I have been a tomboy my entire life.
I don’t wear make-up. Have never carried a purse in my life. It feels so awkward to me to even consider quite honestly. Let’s see. No heels. No fake fingernails, eyelashes, hair extensions or anything else to beautify myself. Just plain ol’ me. (Yes, there are times I make exceptions for the make-up and even slip on a dress… but no heels!)
And I have always been completely okay with that. It’s who I am. Now the fun part? I have 4 daughters. These 4 girls are not quite the tomboy that Mom is. One goes back and forth and is the closest version I see, but even she enjoys spa days and make-up. I like to tell people that my 4 daughters are my proof positive that God has a sense of humor.

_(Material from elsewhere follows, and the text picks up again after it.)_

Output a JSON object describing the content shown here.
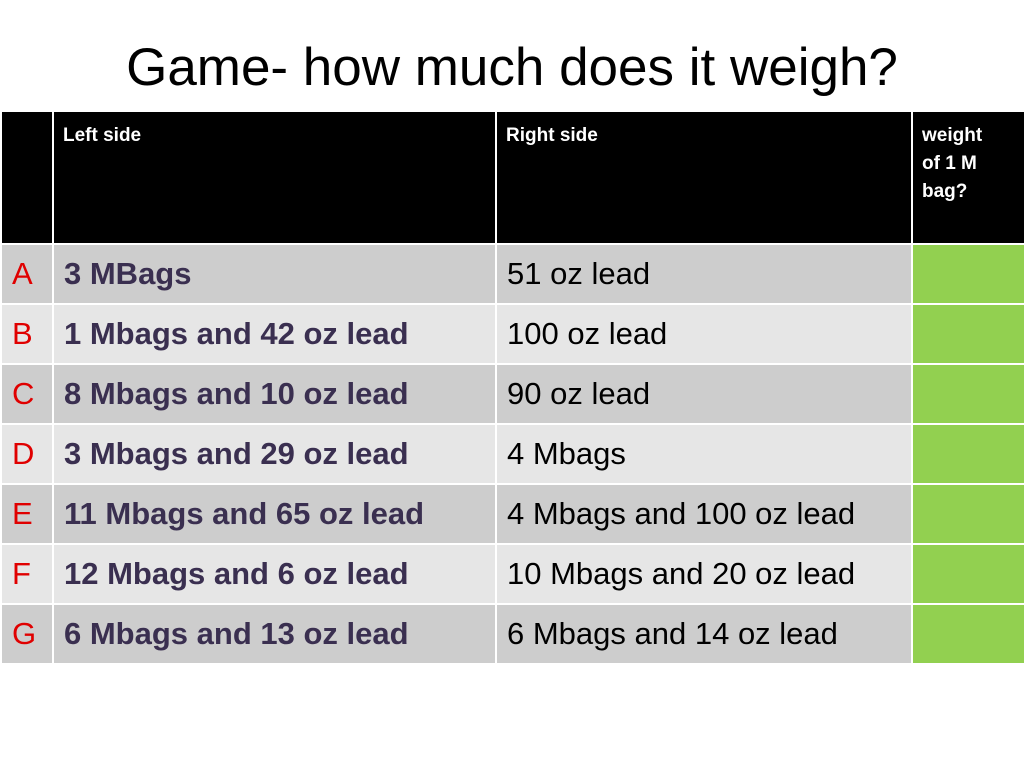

They try to doll me up every chance they get. In an effort to be a good mom, I just go with it.
My toes are often painted some crazy colors. Why? Because it makes Jaci happy. She crawls underneath my desk while I work and paints my toenails. And toenails only. I don’t want to see it on my fingers… or for anyone to see it and think I have been reformed.
Although I am allergic to fragrances and everything they put on me makes me itch, the girls insist on pulling out make-up every few months. I leave it on long enough for them to walk away and then I run upstairs to wipe it off. I cannot stand it for too long.
Shopping? Yeah. Not a fan. Fortunately for the girls, Colby has no problem heading to the stores. That can be Daddy’s time with them. I despise it.
Jaci, who coincidentally is my girliest, used to have different (pretend) moms. These moms each did something she wished I would do. For instance, she had a “Shopping Mom.” This mom took her shopping whenever she wanted (in her mind at least). There was even a “Make-Up Mom” and a “Dancing Mom.” She has quite the imagination, I tell ya. And I guess she finally outgrew that stage because we have since moved on.
Or perhaps she has simply decided that I do well enough as a mom and she can be content with me. I mean, I do give in. I have my limits. We all do. But once I move past all my inhibitions of being too girly, I find that I do the things I do to make my kids happy. If that means a little toenail polish and blue eye shadow then why not?! As long as I don’t break out in hives, I’m good.
We make sacrifices when it comes to our kids. To our family. This is mine. I let them doll me up. I participate in their spa days. I take them shopping. But I WILL NOT carry a purse or walk in heels. I absolutely must draw the line somewhere.
In what ways do you “sacrifice” to make the kids happy?